Under the GDPR your school will have to provide much more meaningful information to individuals about how you use their data.
At present, this means complying with fair processing/privacy notices. Through these, you must set out the data you require, why you need it, and which third parties it may be passed on to (e.g. other schools, social services, etc.). Primary and secondary schools have different data requirements, so require different notices.
However, under the GDPR, the information that has to be given to individuals about how your school processes data will increase significantly, AND, you will have to provide information on how and why you do this in a concise, transparent, intelligible and easily accessible way. Schools will also have to establish their legal grounds for processing personal data.
As with the DPA, schools will have to continue to obtain consent for the processing of personal data. However, under the GDPR all consent must be “freely given.” This means that it must be a positive and unambiguous indication of agreement, not an agreement inferred from silence, inactivity, or pre-ticked boxes. Likewise, separate consents must be given for different processing purposes.

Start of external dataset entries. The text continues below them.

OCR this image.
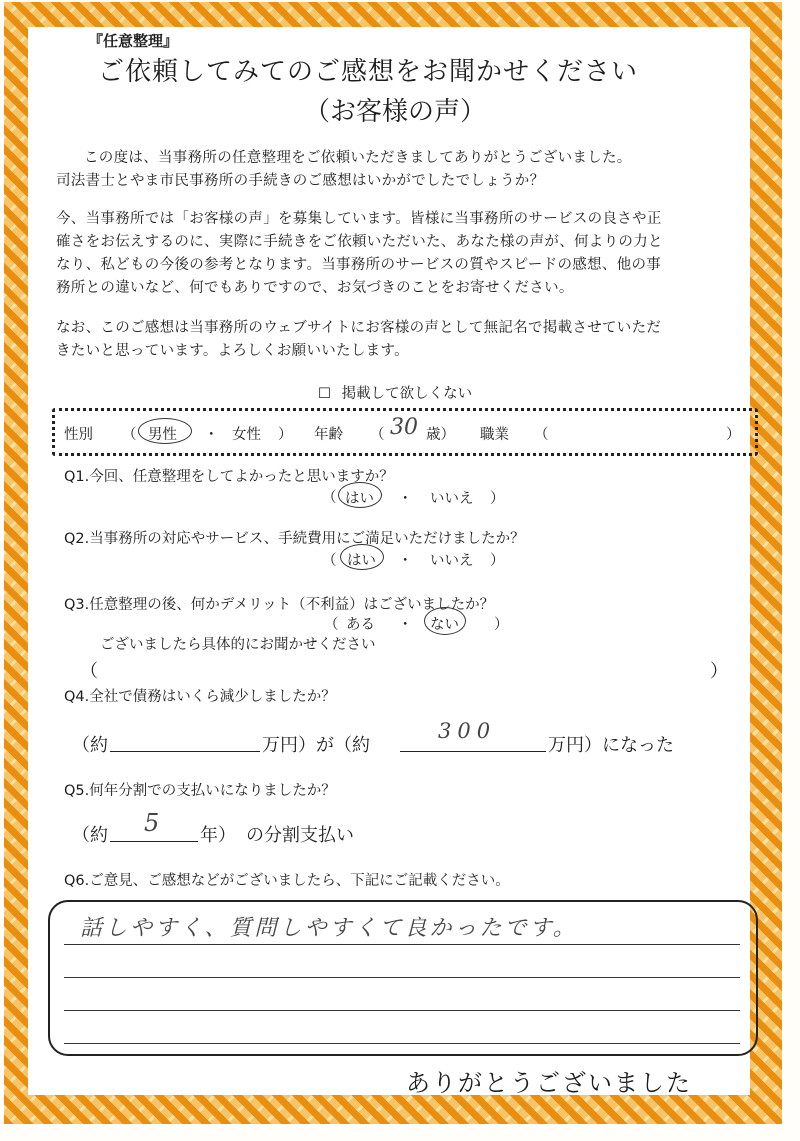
『任意整理』
ご依頼してみてのご感想をお聞かせください
（お客様の声）
この度は、当事務所の任意整理をご依頼いただきましてありがとうございました。
司法書士とやま市民事務所の手続きのご感想はいかがでしたでしょうか？
今、当事務所では「お客様の声」を募集しています。皆様に当事務所のサービスの良さや正
確さをお伝えするのに、実際に手続きをご依頼いただいた、あなた様の声が、何よりの力と
なり、私どもの今後の参考となります。当事務所のサービスの質やスピードの感想、他の事
務所との違いなど、何でもありですので、お気づきのことをお寄せください。
なお、このご感想は当事務所のウェブサイトにお客様の声として無記名で掲載させていただ
きたいと思っています。よろしくお願いいたします。
☐ 掲載して欲しくない
性別 （ 男性 ・ 女性 ） 年齢 （ 30 歳） 職業 （	）
Q1.今回、任意整理をしてよかったと思いますか？
（ はい ・ いいえ ）
Q2.当事務所の対応やサービス、手続費用にご満足いただけましたか？
（ はい ・ いいえ ）
Q3.任意整理の後、何かデメリット（不利益）はございましたか？
（ ある ・ ない ）
ございましたら具体的にお聞かせください
（	）
Q4.全社で債務はいくら減少しましたか？
（約	万円）が（約
300
万円）になった
Q5.何年分割での支払いになりましたか？
（約 5 年） の分割支払い
Q6.ご意見、ご感想などがございましたら、下記にご記載ください。
話しやすく、質問しやすくて良かったです。
ありがとうございました
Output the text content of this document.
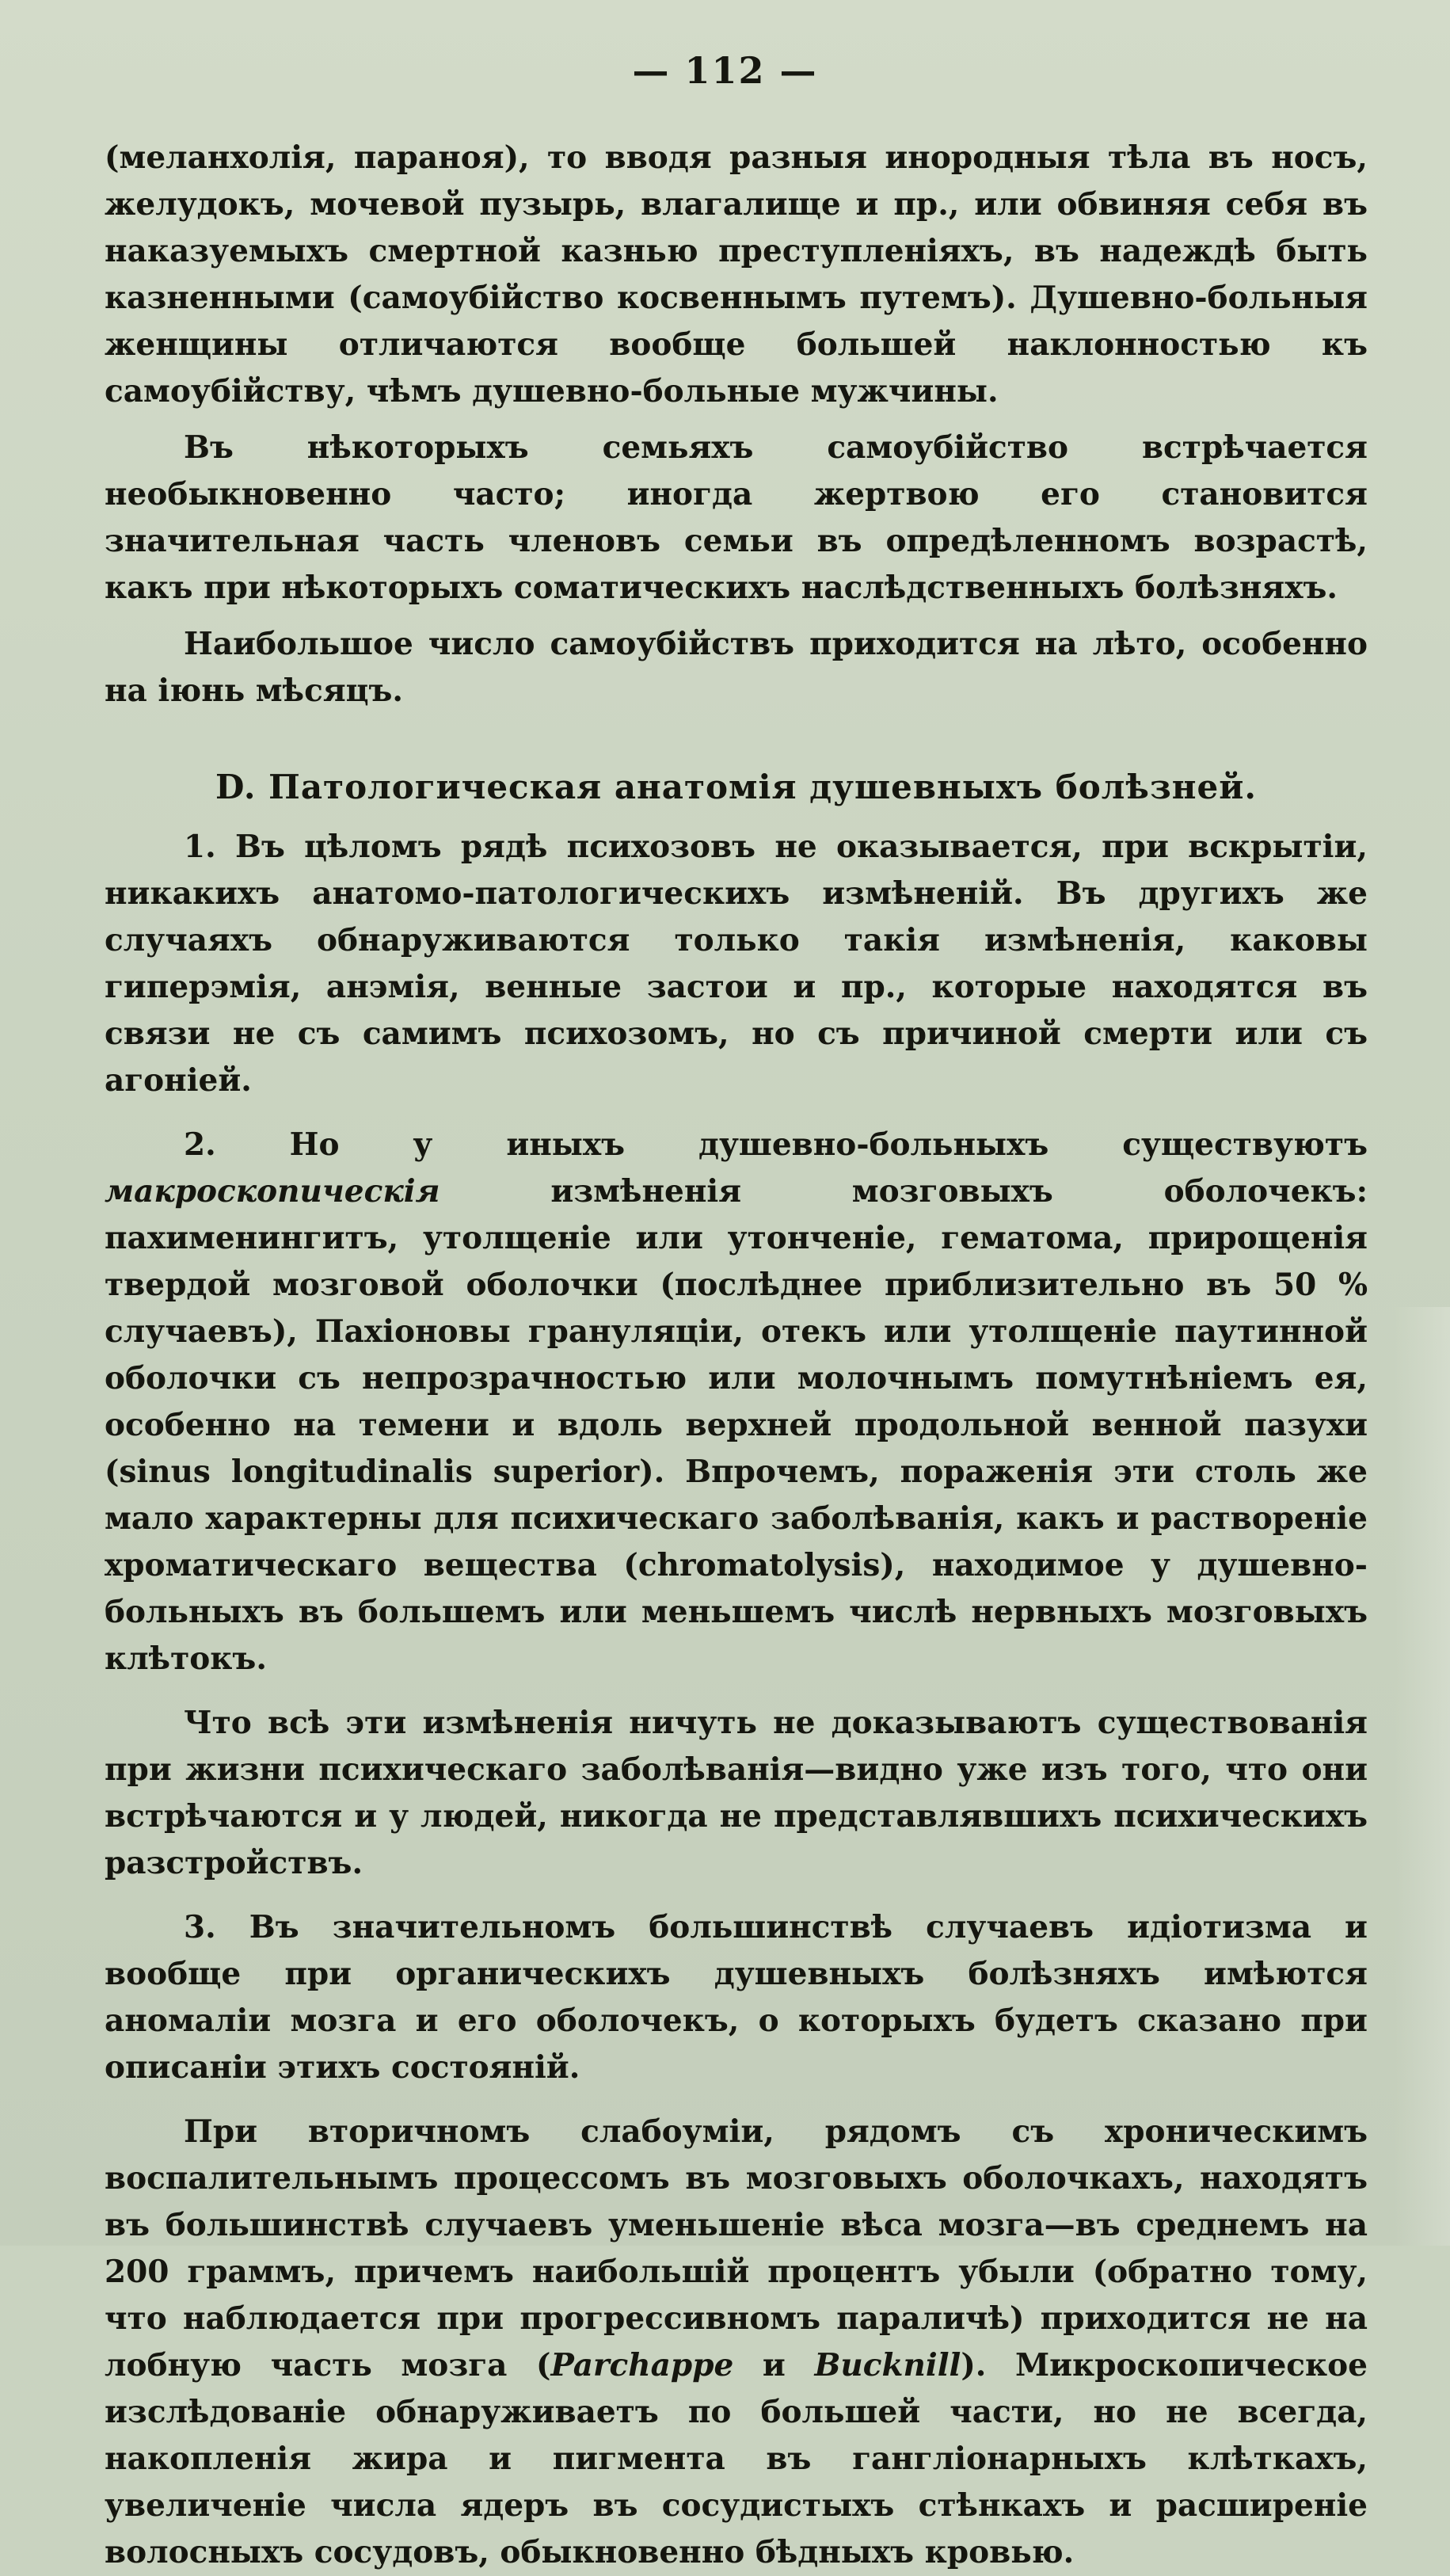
— 112 —

(меланхолія, параноя), то вводя разныя инородныя тѣла въ носъ, желудокъ, мочевой пузырь, влагалище и пр., или обвиняя себя въ наказуемыхъ смертной казнью преступленіяхъ, въ надеждѣ быть казненными (самоубійство косвеннымъ путемъ). Душевно-больныя женщины отличаются вообще большей наклонностью къ самоубійству, чѣмъ душевно-больные мужчины.

Въ нѣкоторыхъ семьяхъ самоубійство встрѣчается необыкновенно часто; иногда жертвою его становится значительная часть членовъ семьи въ опредѣленномъ возрастѣ, какъ при нѣкоторыхъ соматическихъ наслѣдственныхъ болѣзняхъ.

Наибольшое число самоубійствъ приходится на лѣто, особенно на іюнь мѣсяцъ.

D. Патологическая анатомія душевныхъ болѣзней.

1. Въ цѣломъ рядѣ психозовъ не оказывается, при вскрытіи, никакихъ анатомо-патологическихъ измѣненій. Въ другихъ же случаяхъ обнаруживаются только такія измѣненія, каковы гиперэмія, анэмія, венные застои и пр., которые находятся въ связи не съ самимъ психозомъ, но съ причиной смерти или съ агоніей.

2. Но у иныхъ душевно-больныхъ существуютъ макроскопическія	измѣненія мозговыхъ оболочекъ: пахименингитъ, утолщеніе или утонченіе, гематома, прирощенія твердой мозговой оболочки (послѣднее приблизительно въ 50 % случаевъ), Пахіоновы грануляціи, отекъ или утолщеніе паутинной оболочки съ непрозрачностью или молочнымъ помутнѣніемъ ея, особенно на темени и вдоль верхней продольной венной пазухи (sinus longitudinalis superior). Впрочемъ, пораженія эти столь же мало характерны для психическаго заболѣванія, какъ и раствореніе хроматическаго вещества (chromatolysis), находимое у душевно-больныхъ въ большемъ или меньшемъ числѣ нервныхъ мозговыхъ клѣтокъ.

Что всѣ эти измѣненія ничуть не доказываютъ существованія при жизни психическаго заболѣванія—видно уже изъ того, что они встрѣчаются и у людей, никогда не представлявшихъ психическихъ разстройствъ.

3. Въ значительномъ большинствѣ случаевъ идіотизма и вообще при органическихъ душевныхъ болѣзняхъ имѣются аномаліи мозга и его оболочекъ, о которыхъ будетъ сказано при описаніи этихъ состояній.

При вторичномъ слабоуміи, рядомъ съ хроническимъ воспалительнымъ процессомъ въ мозговыхъ оболочкахъ, находятъ въ большинствѣ случаевъ уменьшеніе вѣса мозга—въ среднемъ на 200 граммъ, причемъ наибольшій процентъ убыли (обратно тому, что наблюдается при прогрессивномъ параличѣ) приходится не на лобную часть мозга (Parchappe и Bucknill). Микроскопическое изслѣдованіе обнаруживаетъ по большей части, но не всегда, накопленія жира и пигмента въ гангліонарныхъ клѣткахъ, увеличеніе числа ядеръ въ сосудистыхъ стѣнкахъ и расширеніе волосныхъ сосудовъ, обыкновенно бѣдныхъ кровью.
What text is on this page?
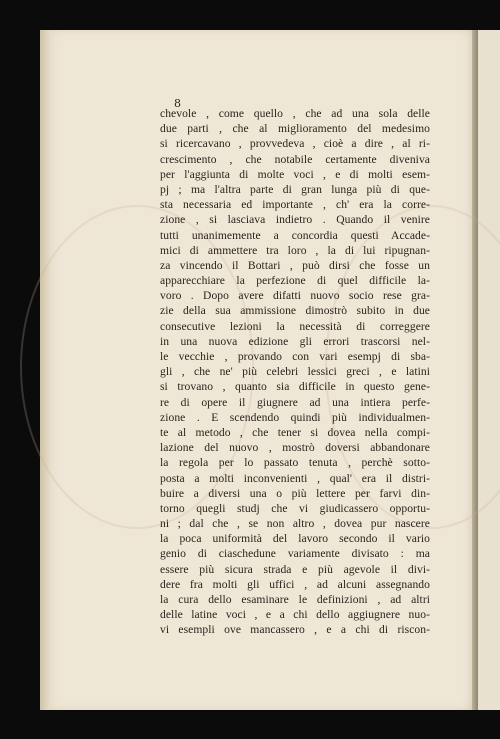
8
chevole , come quello , che ad una sola delle
due parti , che al miglioramento del medesimo
si ricercavano , provvedeva , cioè a dire , al ri-
crescimento , che notabile certamente diveniva
per l'aggiunta di molte voci , e di molti esem-
pj ; ma l'altra parte di gran lunga più di que-
sta necessaria ed importante , ch' era la corre-
zione , si lasciava indietro . Quando il venire
tutti unanimemente a concordia questi Accade-
mici di ammettere tra loro , la di lui ripugnan-
za vincendo il Bottari , può dirsi che fosse un
apparecchiare la perfezione di quel difficile la-
voro . Dopo avere difatti nuovo socio rese gra-
zie della sua ammissione dimostrò subito in due
consecutive lezioni la necessità di correggere
in una nuova edizione gli errori trascorsi nel-
le vecchie , provando con vari esempj di sba-
gli , che ne' più celebri lessici greci , e latini
si trovano , quanto sia difficile in questo gene-
re di opere il giugnere ad una intiera perfe-
zione . E scendendo quindi più individualmen-
te al metodo , che tener si dovea nella compi-
lazione del nuovo , mostrò doversi abbandonare
la regola per lo passato tenuta , perchè sotto-
posta a molti inconvenienti , qual' era il distri-
buire a diversi una o più lettere per farvi din-
torno quegli studj che vi giudicassero opportu-
ni ; dal che , se non altro , dovea pur nascere
la poca uniformità del lavoro secondo il vario
genio di ciaschedune variamente divisato : ma
essere più sicura strada e più agevole il divi-
dere fra molti gli uffici , ad alcuni assegnando
la cura dello esaminare le definizioni , ad altri
delle latine voci , e a chi dello aggiugnere nuo-
vi esempli ove mancassero , e a chi di riscon-
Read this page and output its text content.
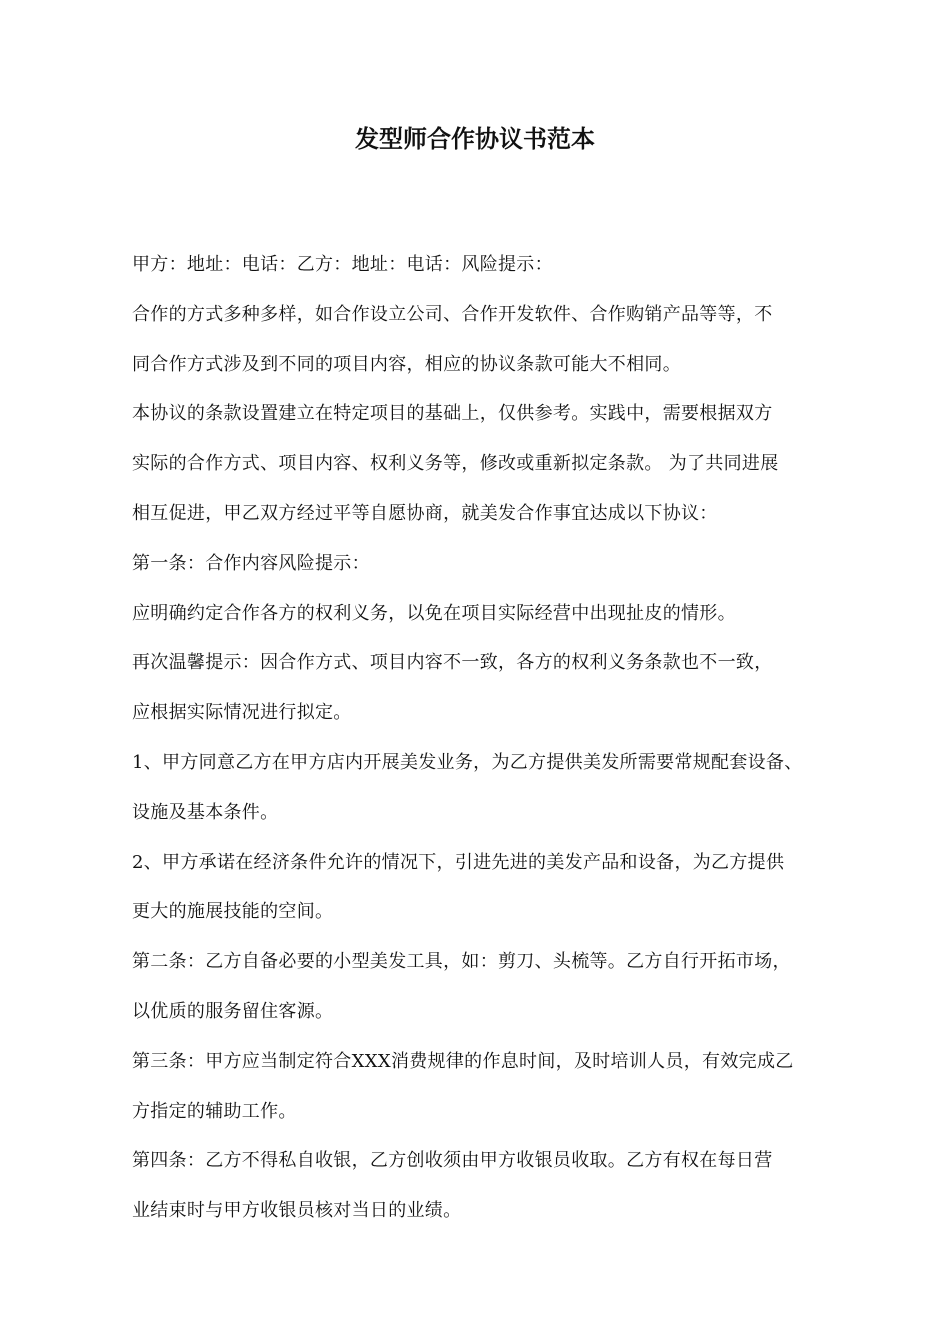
发型师合作协议书范本

甲方：地址：电话：乙方：地址：电话：风险提示：

合作的方式多种多样，如合作设立公司、合作开发软件、合作购销产品等等，不

同合作方式涉及到不同的项目内容，相应的协议条款可能大不相同。

本协议的条款设置建立在特定项目的基础上，仅供参考。实践中，需要根据双方

实际的合作方式、项目内容、权利义务等，修改或重新拟定条款。 为了共同进展

相互促进，甲乙双方经过平等自愿协商，就美发合作事宜达成以下协议：

第一条：合作内容风险提示：

应明确约定合作各方的权利义务，以免在项目实际经营中出现扯皮的情形。

再次温馨提示：因合作方式、项目内容不一致，各方的权利义务条款也不一致，

应根据实际情况进行拟定。

1、甲方同意乙方在甲方店内开展美发业务，为乙方提供美发所需要常规配套设备、

设施及基本条件。

2、甲方承诺在经济条件允许的情况下，引进先进的美发产品和设备，为乙方提供

更大的施展技能的空间。

第二条：乙方自备必要的小型美发工具，如：剪刀、头梳等。乙方自行开拓市场，

以优质的服务留住客源。

第三条：甲方应当制定符合XXX消费规律的作息时间，及时培训人员，有效完成乙

方指定的辅助工作。

第四条：乙方不得私自收银，乙方创收须由甲方收银员收取。乙方有权在每日营

业结束时与甲方收银员核对当日的业绩。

Consent must also be able to be withdrawn at any time. In response, schools should look to review their parental contracts, acceptance forms, consent forms, etc. now.
Data protection legislation sets out the legal rights of individuals and the protections they should enjoy. For example, at present, students have the right to see their personal information should they ask for it. Parents DON’T have the right to access their child’s personal data unless the child has provided consent (or is unable to act on their own behalf). Schools must, therefore, consider whether a pupil is old enough to understand their rights before responding to any request. Parents DO have the right to see their child’s educational records.
With the GDPR, new rules are being introduced for responding to information access requests and schools must make sure they are aware of, and comply with these changes.
Also, children are described as “vulnerable individuals” deserving of “special protection” under the GDPR. And there are new rules and child-specific provisions that must be adhered to.
Your school must establish robust procedures for detecting, reporting, and investigating any personal data breaches. And the ICO must be notified of these violations without “undue delay.” The Regulations can also be unwittingly breached. For example, a student who knowingly goes into another student’s Facebook account without their permission is breaking the law under the Computer Misuse Act. However, many schools are unsure what to do when they uncover unauthorised access to their IT systems.
In addition to the changes set out above, it is also important that your school maintains robust processes under the current DPA. For example, all personal information must be kept safe with security measures that are appropriate to the data held. This could include things like:
- Using strong passwords
- Shredding confidential waste and making sure electronic data is correctly destroyed
- Encrypting electronic data
- Installing firewalls and antivirus software
- Keeping devices locked away when not in use
- Disabling ‘auto-complete’ settings
- Checking any data suppliers comply with the necessary regulations.
Where you fail in your duty to put adequate security measures in place, the ICO can issue fines.